As she fussed with her glasses which slide down her nose, we wondered together how a doctor would be able to determine if she still had the right prescription for her glasses. Certainly she couldn't make any of the verbal responses needed for an eye test.
As she finished, the aide came to take her for toileting and Rob and I went back with her to her room. All I can say of the rest of the visit is that she was present. Rob and I had a great visit with each other as she napped.
So I went home wondering about the calling from the picture. Was it just my own guilt speaking because it had been a few weeks since my last visit? Did she reach out in some way when her mind was more alert and by the time I arrived she had retreated into the fog? Did she know more of our visit than she showed? Perhaps her own calling as a mother made her aware that Rob and I were more separated by distance and she wanted to bring her children back together.
I can't say, and probably it doesn't matter. I felt her calling and I went and the inscrutable purposes of the call were somehow fulfilled. Or maybe I just need a good therapist!
2 Comments:
No, you don't need a good therapist, Anne! Although my mother and I continue to live together and she has not yet become so entrenched in dementia that overt, familiar contact is impossible, I regularly hear her calling to me from a part of her other than her present, in-the-world self; especially after she has retired for the night. Because of these experiences, I am convinced that, even in our most diverted states, no matter what the cause of the diversion, our spiritual dimension remains free of diversion and continues to work on contacting the spirits of those with whom we are intimate.

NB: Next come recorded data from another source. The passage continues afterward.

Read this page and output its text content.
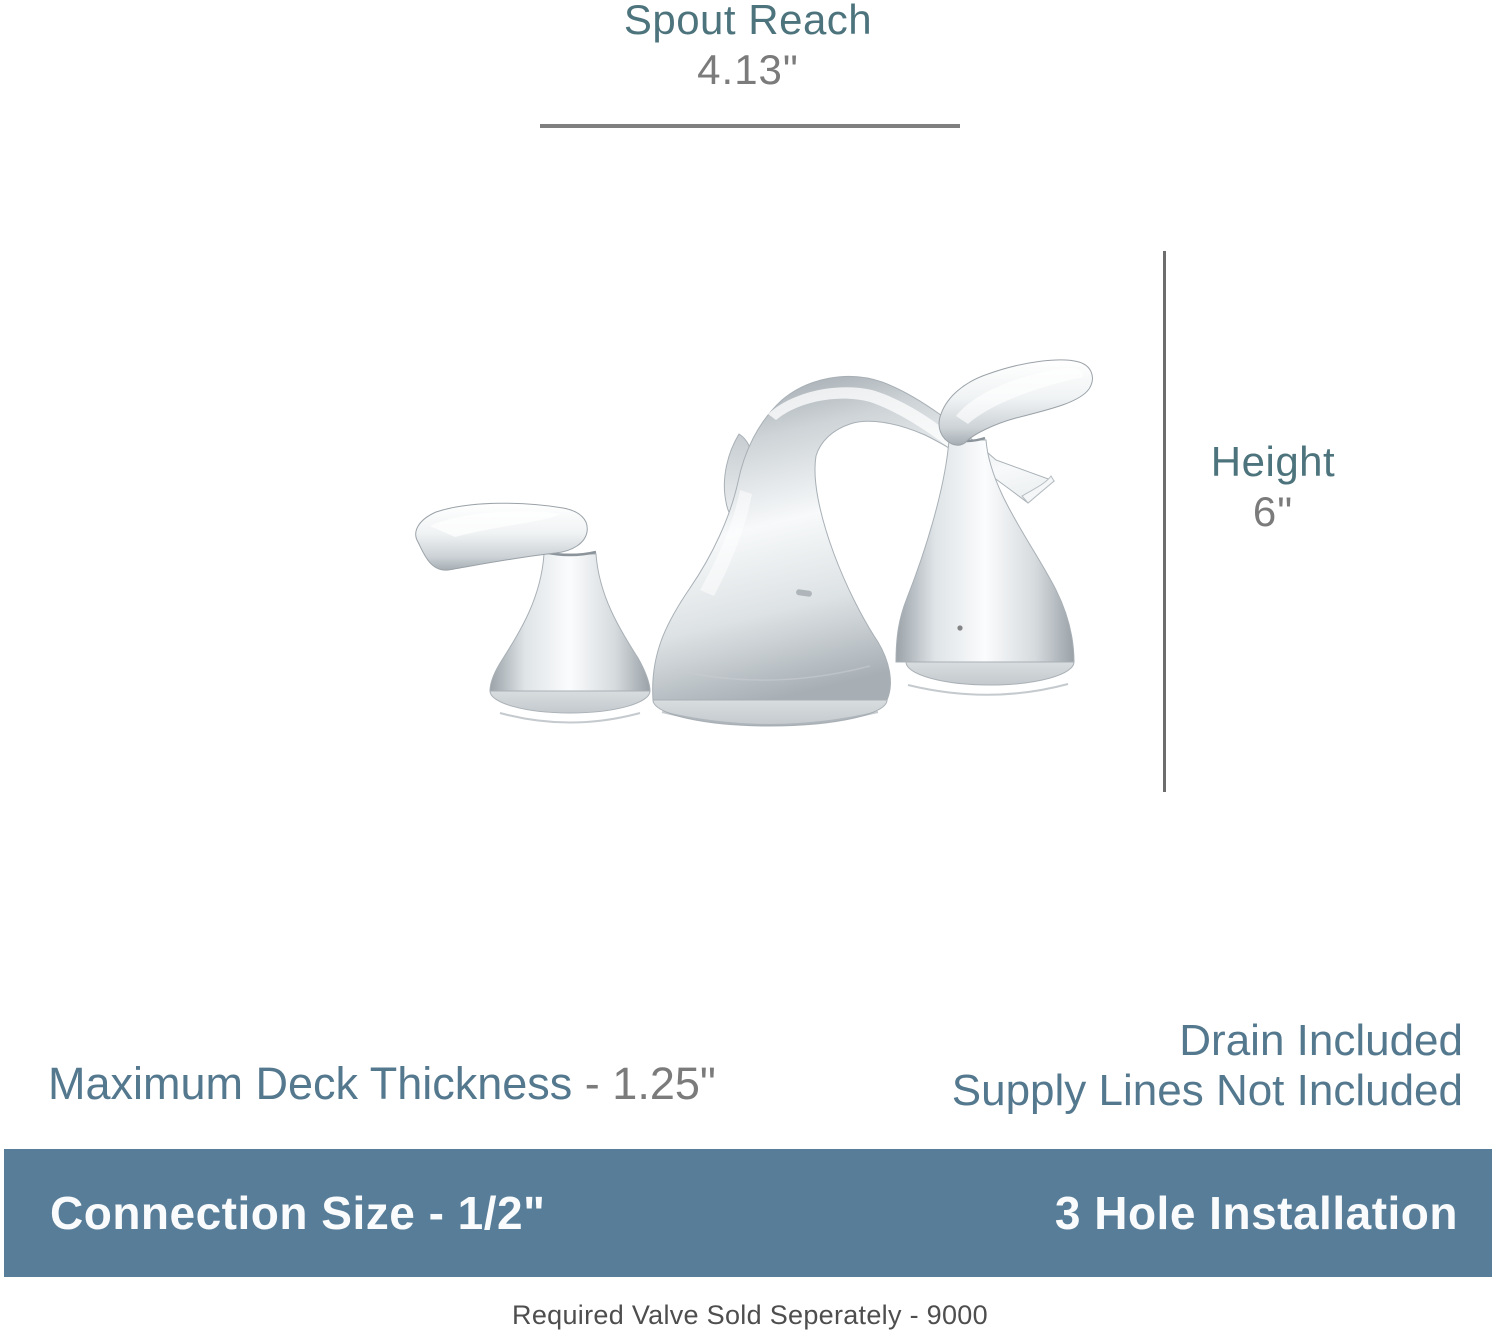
Spout Reach
4.13"
Height
6"
Maximum Deck Thickness - 1.25"
Drain Included
Supply Lines Not Included
Connection Size - 1/2"	3 Hole Installation
Required Valve Sold Seperately - 9000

I would say, trust your instincts on the whys and wherefores of each "call" you experience. I think they were right, this time, and will remain reliable in the future.

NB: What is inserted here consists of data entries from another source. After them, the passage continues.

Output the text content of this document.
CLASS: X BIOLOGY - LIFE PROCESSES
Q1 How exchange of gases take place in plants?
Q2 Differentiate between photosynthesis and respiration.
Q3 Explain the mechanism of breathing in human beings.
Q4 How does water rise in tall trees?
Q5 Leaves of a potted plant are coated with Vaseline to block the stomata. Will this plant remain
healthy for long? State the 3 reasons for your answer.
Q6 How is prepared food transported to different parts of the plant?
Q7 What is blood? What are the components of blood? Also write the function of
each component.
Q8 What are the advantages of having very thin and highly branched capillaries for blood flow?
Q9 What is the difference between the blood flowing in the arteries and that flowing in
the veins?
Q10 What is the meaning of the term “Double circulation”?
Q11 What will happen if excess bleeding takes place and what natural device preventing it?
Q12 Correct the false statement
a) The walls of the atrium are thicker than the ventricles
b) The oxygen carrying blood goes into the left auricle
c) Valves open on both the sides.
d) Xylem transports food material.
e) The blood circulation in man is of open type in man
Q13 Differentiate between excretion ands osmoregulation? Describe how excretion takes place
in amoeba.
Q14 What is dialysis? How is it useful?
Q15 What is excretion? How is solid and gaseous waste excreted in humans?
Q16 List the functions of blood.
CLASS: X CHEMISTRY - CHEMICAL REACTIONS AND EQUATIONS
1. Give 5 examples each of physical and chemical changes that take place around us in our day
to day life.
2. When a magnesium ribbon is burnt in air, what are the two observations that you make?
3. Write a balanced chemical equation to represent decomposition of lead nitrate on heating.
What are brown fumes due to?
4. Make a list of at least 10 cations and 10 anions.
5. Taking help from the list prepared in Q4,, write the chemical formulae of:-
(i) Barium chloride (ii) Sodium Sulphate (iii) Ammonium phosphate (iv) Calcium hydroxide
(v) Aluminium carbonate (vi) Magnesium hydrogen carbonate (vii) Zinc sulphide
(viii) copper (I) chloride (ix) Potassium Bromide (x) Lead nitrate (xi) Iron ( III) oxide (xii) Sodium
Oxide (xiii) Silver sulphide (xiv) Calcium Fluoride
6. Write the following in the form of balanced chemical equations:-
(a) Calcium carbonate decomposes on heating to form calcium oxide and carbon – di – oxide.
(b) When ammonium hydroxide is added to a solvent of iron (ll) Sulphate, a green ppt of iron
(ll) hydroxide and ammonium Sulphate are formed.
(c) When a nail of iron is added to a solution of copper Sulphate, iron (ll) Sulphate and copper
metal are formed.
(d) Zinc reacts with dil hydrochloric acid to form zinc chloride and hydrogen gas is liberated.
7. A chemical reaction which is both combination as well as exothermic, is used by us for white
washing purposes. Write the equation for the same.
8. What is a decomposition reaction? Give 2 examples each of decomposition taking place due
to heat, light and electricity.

By the way, Mom and I have much enjoyed your books. "God's Top Ten" was a real treat! It took us a long time to get through it because my mother was keen to discuss just about every paragraph! Your experiences with your non-Christian friend, by the way, ring many delightful bells for me. I have been such a friend to a few other dear, Christian people.

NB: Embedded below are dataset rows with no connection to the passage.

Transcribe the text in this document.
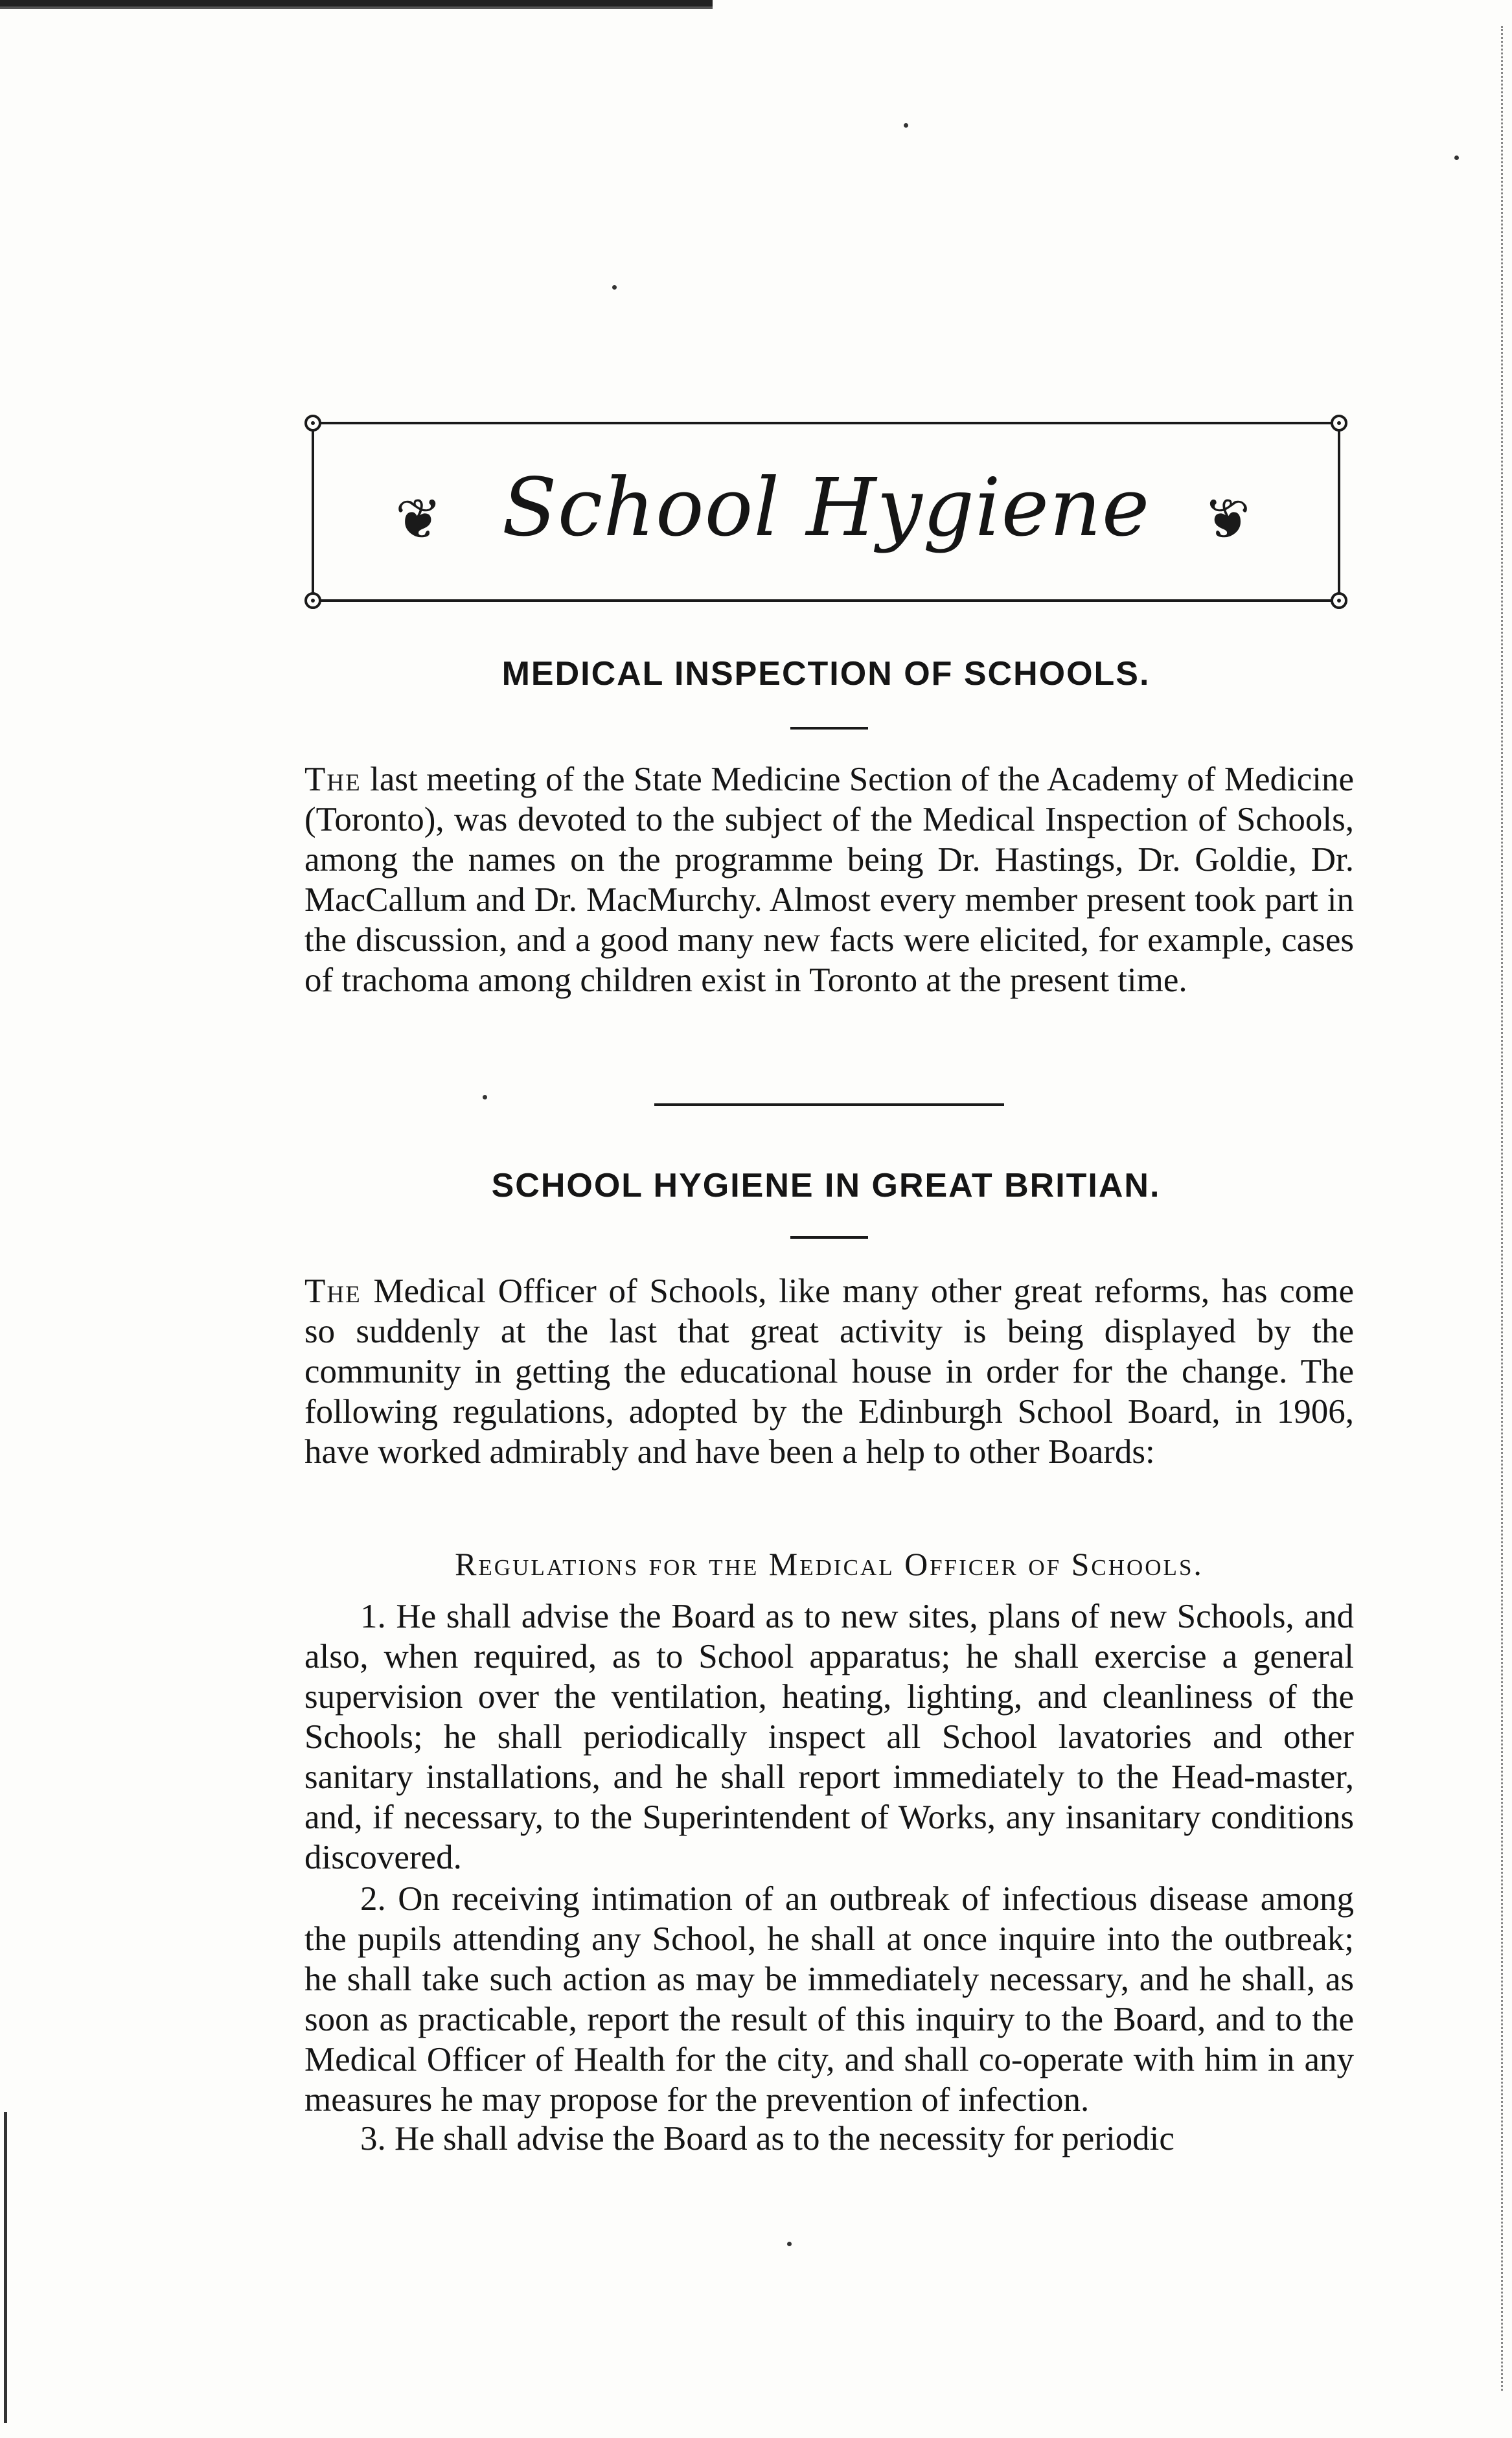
❦ School Hygiene ❦
MEDICAL INSPECTION OF SCHOOLS.

The last meeting of the State Medicine Section of the Academy of Medicine (Toronto), was devoted to the subject of the Medical Inspection of Schools, among the names on the programme being Dr. Hastings, Dr. Goldie, Dr. MacCallum and Dr. MacMurchy. Almost every member present took part in the discussion, and a good many new facts were elicited, for example, cases of trachoma among children exist in Toronto at the present time.

SCHOOL HYGIENE IN GREAT BRITIAN.

The Medical Officer of Schools, like many other great reforms, has come so suddenly at the last that great activity is being displayed by the community in getting the educational house in order for the change. The following regulations, adopted by the Edinburgh School Board, in 1906, have worked admirably and have been a help to other Boards:

Regulations for the Medical Officer of Schools.

1. He shall advise the Board as to new sites, plans of new Schools, and also, when required, as to School apparatus; he shall exercise a general supervision over the ventilation, heating, lighting, and cleanliness of the Schools; he shall periodically inspect all School lavatories and other sanitary installations, and he shall report immediately to the Head-master, and, if necessary, to the Superintendent of Works, any insanitary conditions discovered.

2. On receiving intimation of an outbreak of infectious disease among the pupils attending any School, he shall at once inquire into the outbreak; he shall take such action as may be immediately necessary, and he shall, as soon as practicable, report the result of this inquiry to the Board, and to the Medical Officer of Health for the city, and shall co-operate with him in any measures he may propose for the prevention of infection.

3. He shall advise the Board as to the necessity for periodic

Just to identify myself, I'm the writer of "The Mom & Me Journals", which, in mid-January, had to be moved to another site. It is now temporarily housed at blogspot. The url is: http://themomandmejournals.blogspot.com/
I, too, have a mother suffering from Alzheimer's. I think that Anne has given so much back to the community. I think it's possible her readers who have been comforted in Anne's readings, and others, would agree that Anne's mother needs to stay where she's at. Her funds are limited. There's a way if, collectively, her bloggers, readers, and others, if the word is spread, can spare a few dollars and keep Anne's mother where she is, safe, sound, comfortable.
Please, think about this. Anne has a unique talent and she has touched so many lives. I say it's time to reach into your heart and your pocket and maybe we can make the kind of impact that Anne has unselfishly shared with us through prayer.